NetBSD Problem Report #51767
From martin@duskware.de Tue Jan 3 15:09:58 2017
Return-Path: <martin@duskware.de>
Received: from mail.netbsd.org (mail.netbsd.org [199.233.217.200])
(using TLSv1.2 with cipher ECDHE-RSA-AES256-GCM-SHA384 (256/256 bits))
(Client CN "mail.netbsd.org", Issuer "Postmaster NetBSD.org" (verified OK))
by mollari.NetBSD.org (Postfix) with ESMTPS id A0F367A223
for <gnats-bugs@gnats.NetBSD.org>; Tue, 3 Jan 2017 15:09:58 +0000 (UTC)

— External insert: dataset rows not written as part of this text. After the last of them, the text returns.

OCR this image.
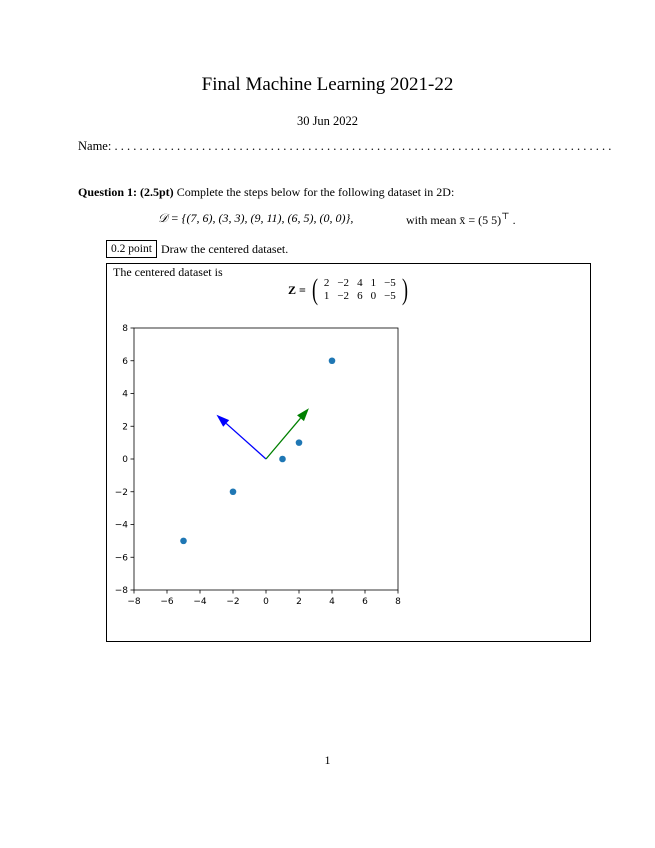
Final Machine Learning 2021-22
30 Jun 2022
Name: . . . . . . . . . . . . . . . . . . . . . . . . . . . . . . . . . . . . . . . . . . . . . . . . . . . . . . . . . . . . . . . . . . . . . . . . . . . . . . . .
Question 1: (2.5pt) Complete the steps below for the following dataset in 2D:
𝒟 = {(7, 6), (3, 3), (9, 11), (6, 5), (0, 0)},	with mean x̄ = (5 5)⊤ .
0.2 point Draw the centered dataset.
The centered dataset is
Z = ( 2	−2	4	1	−5
1	−2	6	0	−5 )
−8 −6 −4 −2	0	2	4	6	8
8
6
4
2
0
−2
−4
−6
−8
1
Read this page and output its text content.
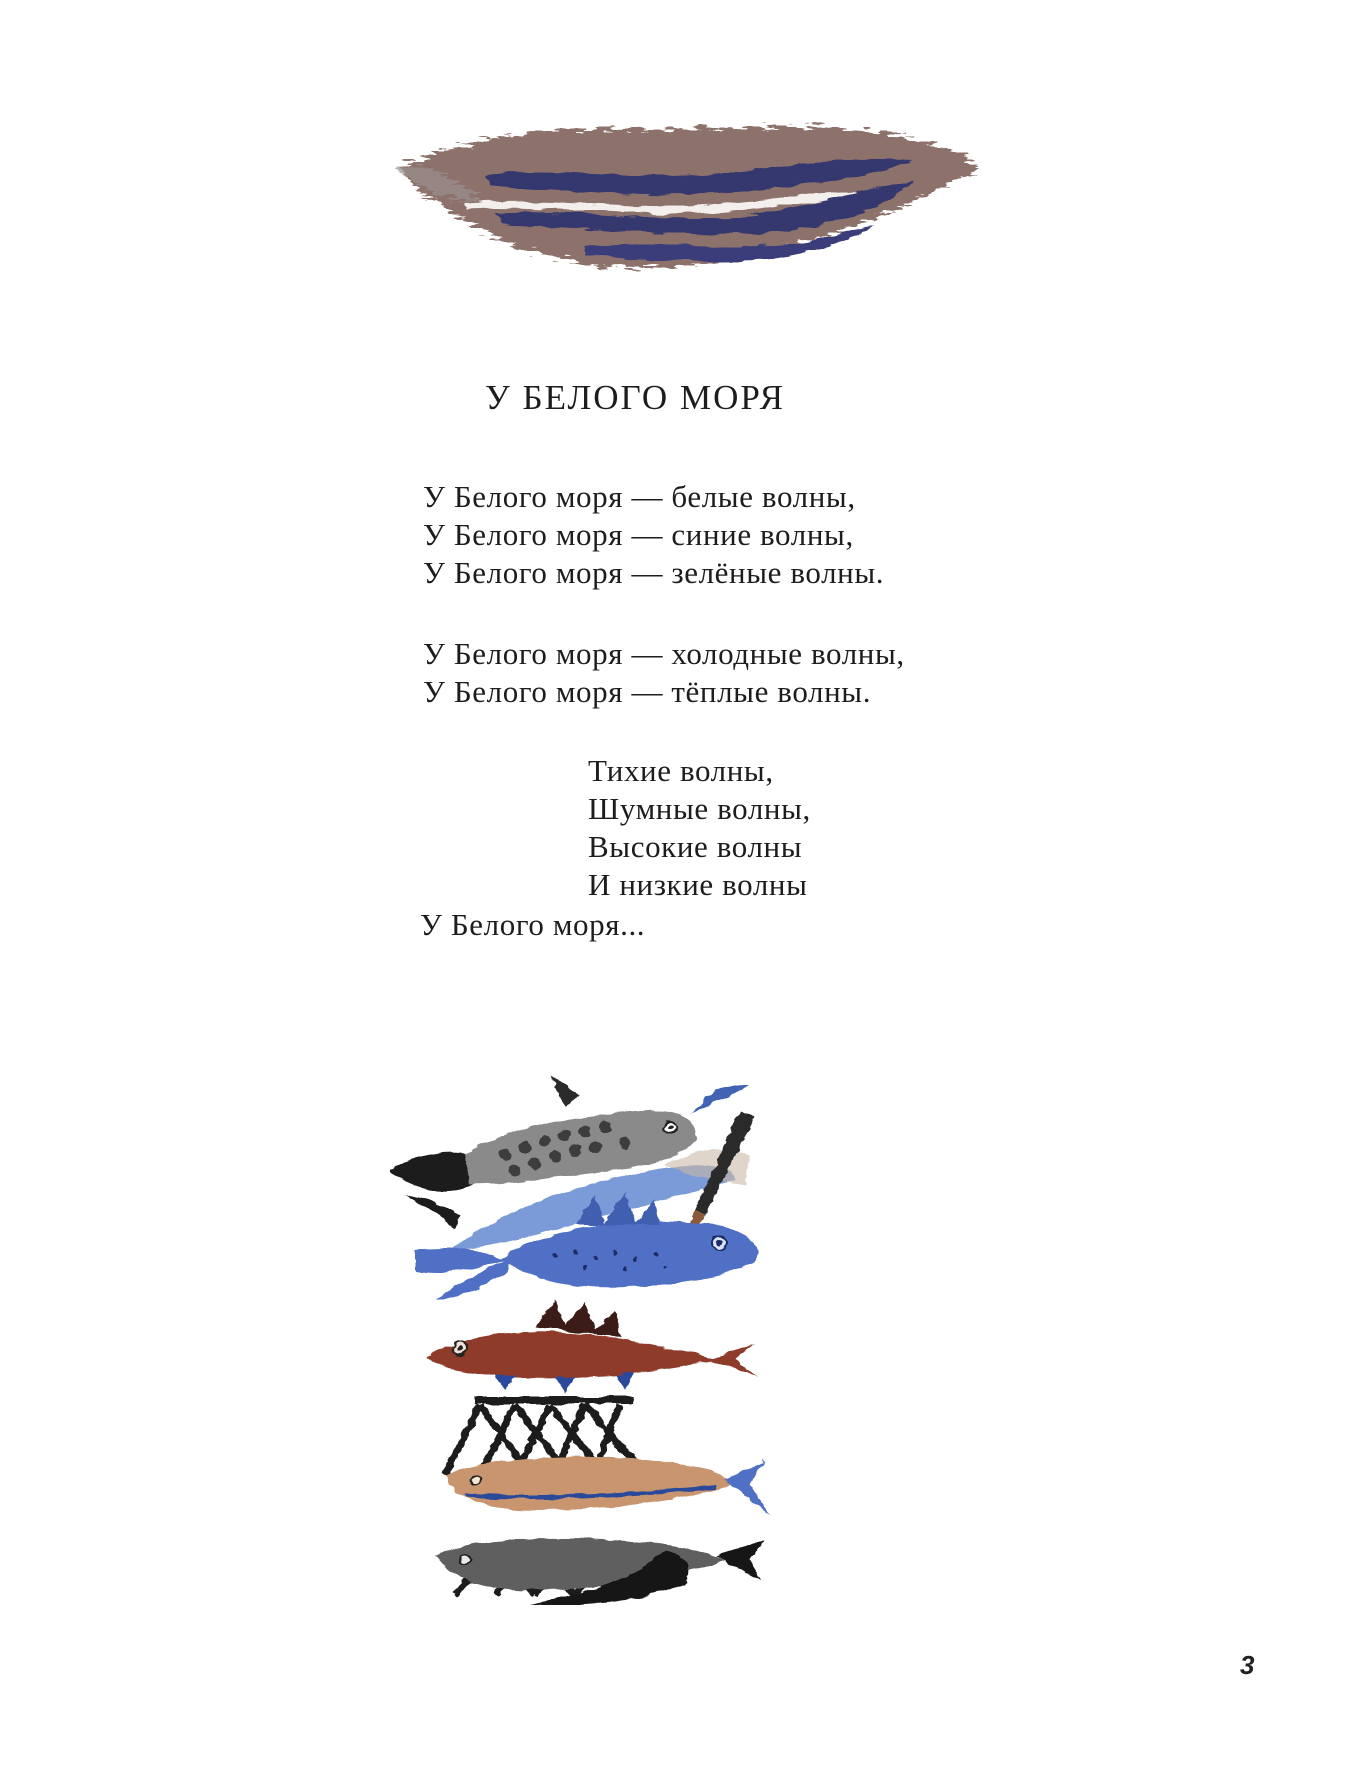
У БЕЛОГО МОРЯ
У Белого моря — белые волны,
У Белого моря — синие волны,
У Белого моря — зелёные волны.
У Белого моря — холодные волны,
У Белого моря — тёплые волны.
Тихие волны,
Шумные волны,
Высокие волны
И низкие волны
У Белого моря...
3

Message-Id: <20170103150949.899795CC761@emmas.aprisoft.de>
Date: Tue, 3 Jan 2017 16:09:49 +0100 (CET)
From: martin@NetBSD.org
Reply-To: martin@NetBSD.org
To: gnats-bugs@NetBSD.org
Subject: reproducable kernel stack overflow(?!)
X-Send-Pr-Version: 3.95
>Number: 51767
>Category: kern
>Synopsis: reproducable kernel stack overflow(?!)
>Confidential: no
>Severity: critical
>Priority: high
>Responsible: christos
>State: closed
>Class: sw-bug
>Submitter-Id: net
>Arrival-Date: Tue Jan 03 15:10:00 +0000 2017
>Closed-Date: Wed Jan 04 15:10:40 +0000 2017
>Last-Modified: Wed Jan 04 15:10:40 +0000 2017
>Originator: Martin Husemann
>Release: NetBSD 7.99.54
>Organization:
The NetBSD Foundation, Inc.
>Environment:
System: NetBSD night-owl.duskware.de 7.99.53 NetBSD 7.99.53 (NIGHT-OWL) #450: Wed Dec 28 12:18:50 CET 2016 martin@night-owl.duskware.de:/usr/src/sys/arch/amd64/compile/NIGHT-OWL amd64
Architecture: x86_64
Machine: amd64
... but the crash happens with a newer .54 kernel!
>Description:
ssh'ing to a machine that still has the SACK bug which recently got fixed
(not sure if this is relevant) and doing a cvs update there crashes
my machine ~instantly.
stack overflow detected; terminated
...
vpanic()
snprintf()
ssp_init()
tcp_output()+0x231e
tcp_input()+0x10b2
ipintr()
and the source lines are:
0xffffffff804f11d8 is in tcp_output (../../../../netinet/tcp_output.c:592).
587 #endif
588 uint64_t *tcps;
589
590 #ifdef DIAGNOSTIC
591 if (tp->t_inpcb && tp->t_in6pcb)
592 panic("tcp_output: both t_inpcb and t_in6pcb are set");
593 #endif
594 so = NULL;
595 ro = NULL;
596 if (tp->t_inpcb) {
0xffffffff804ecabc is in tcp_input (../../../../netinet/tcp_input.c:3027).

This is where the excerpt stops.